STEM At Home
STEM isn’t just for the classroom. Parents can build a child’s problem-solving skills by integrating inquiry-based learning concepts at home. “I think as parents, we oftentimes feel like we need to have all of the answers, but the STEM approach to learning is about asking the questions and being OK with not knowing the answers, then exploring and researching,” says Mary Rouse, director of outdoor experiences, Cleveland Metroparks. Here are simple ways to slide STEM into everyday life.
Encourage curiosity. “Rather than spitting out the facts when a child has a question, turn it around to another question,” Rouse suggests. “Why do you think salamanders are coming out of those puddles in the spring? What could they be wanting? When a child makes an observation, give them another question to consider and learn the answer together.”
Step back. “Students might want to give up because it can be frustrating to discover an answer rather than being told upfront, so parents can allow their children to grapple for a bit,” says Kimberly Corrigan, director of STEM at Laurel School. “Instead of just giving them the answer, encourage discussion.
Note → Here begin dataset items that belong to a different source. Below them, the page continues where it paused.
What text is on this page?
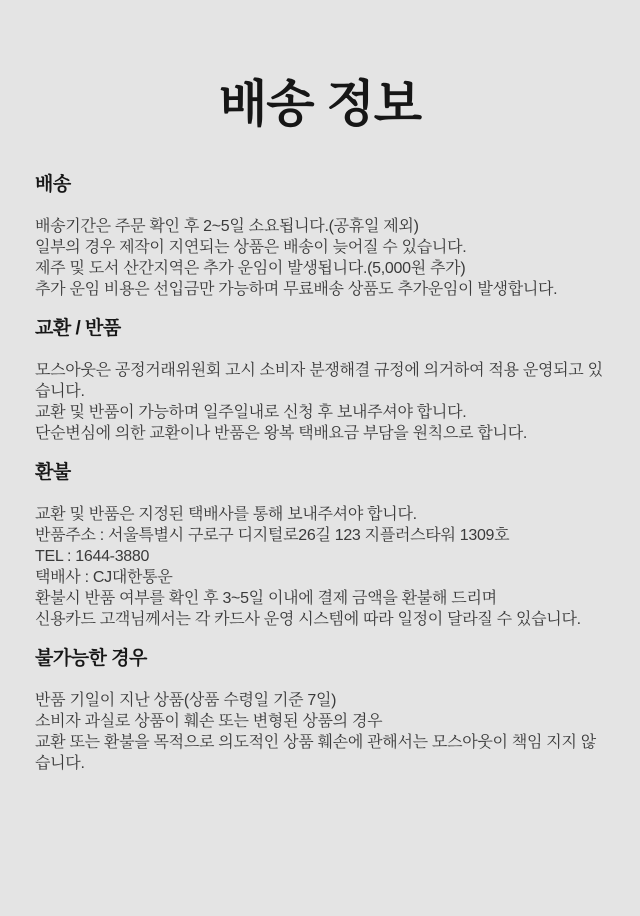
배송 정보
배송
배송기간은 주문 확인 후 2~5일 소요됩니다.(공휴일 제외)
일부의 경우 제작이 지연되는 상품은 배송이 늦어질 수 있습니다.
제주 및 도서 산간지역은 추가 운임이 발생됩니다.(5,000원 추가)
추가 운임 비용은 선입금만 가능하며 무료배송 상품도 추가운임이 발생합니다.
교환 / 반품
모스아웃은 공정거래위원회 고시 소비자 분쟁해결 규정에 의거하여 적용 운영되고 있습니다.
교환 및 반품이 가능하며 일주일내로 신청 후 보내주셔야 합니다.
단순변심에 의한 교환이나 반품은 왕복 택배요금 부담을 원칙으로 합니다.
환불
교환 및 반품은 지정된 택배사를 통해 보내주셔야 합니다.
반품주소 : 서울특별시 구로구 디지털로26길 123 지플러스타워 1309호
TEL : 1644-3880
택배사 : CJ대한통운
환불시 반품 여부를 확인 후 3~5일 이내에 결제 금액을 환불해 드리며
신용카드 고객님께서는 각 카드사 운영 시스템에 따라 일정이 달라질 수 있습니다.
불가능한 경우
반품 기일이 지난 상품(상품 수령일 기준 7일)
소비자 과실로 상품이 훼손 또는 변형된 상품의 경우
교환 또는 환불을 목적으로 의도적인 상품 훼손에 관해서는 모스아웃이 책임 지지 않습니다.
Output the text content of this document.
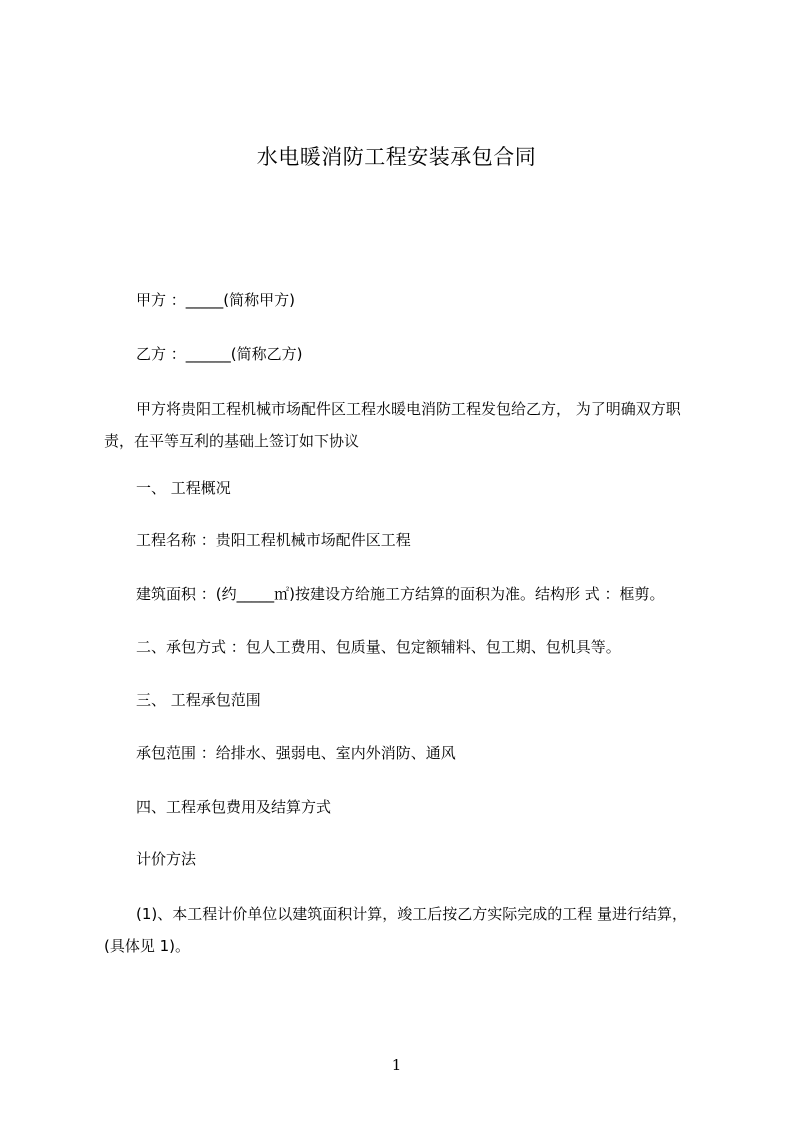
水电暖消防工程安装承包合同
甲方 ：_____(简称甲方)
乙方 ：______(简称乙方)
甲方将贵阳工程机械市场配件区工程水暖电消防工程发包给乙方， 为了明确双方职责，在平等互利的基础上签订如下协议
一、 工程概况
工程名称 ：贵阳工程机械市场配件区工程
建筑面积 ：(约_____㎡)按建设方给施工方结算的面积为准。结构形 式 ：框剪。
二、承包方式 ：包人工费用、包质量、包定额辅料、包工期、包机具等。
三、 工程承包范围
承包范围 ：给排水、强弱电、室内外消防、通风
四、工程承包费用及结算方式
计价方法
(1)、本工程计价单位以建筑面积计算，竣工后按乙方实际完成的工程 量进行结算，(具体见 1)。
1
Try modeling, even drawing by asking, ‘What do you think is happening? Let’s draw it out. How do you think it works?’”
Praise perseverance. Corrigan suggests, “Rather than praising your child for knowing an answer or being smart, praise them for putting in the time to learn, or for their hard work and perseverance.”
Preparing students for STEM careers is a focus at Cuyahoga Community College (Tri-C), one of four U.S. community colleges to receive a National Institutes of Health grant called Bridges to Baccalaureate. “The grant prepares students to a four-year institution in biological sciences,” says Ormond Brathwaite, Ph.D., associate dean of science, technology, engineering and mathematics.
Students in the program participate in a research environment at Cleveland State University or Case Western Reserve University. They are mentored by the lab group while receiving a stipend, and after the first year of transfer to CSU or CWRU, they are awarded 60% of the tuition.
Exposing a diverse student population to STEM programs is important for closing a gap that currently exists. At Tri-C, the Louis Stokes Alliance for Minority Participation grant from the National Science Foundation helps underrepresented students pursue STEM careers.
Laurel School’s Kimberly Corrigan points out that women make up about 25% of the STEM workforce. It's her goal to give students experiences early on to break those stereotypes. “We concentrate on helping girls feel more empowered to join those fields and take risks.”
Encouraging STEM in school and through grant-based programs helps create pathways into fulfilling STEM careers. Magnificat’s Colleen Greller, associate dean of curriculum an instruction, adds, “STEM is an opportunity for young people and especially girls to use their learning in an integrated way, and this has become more important in all careers.”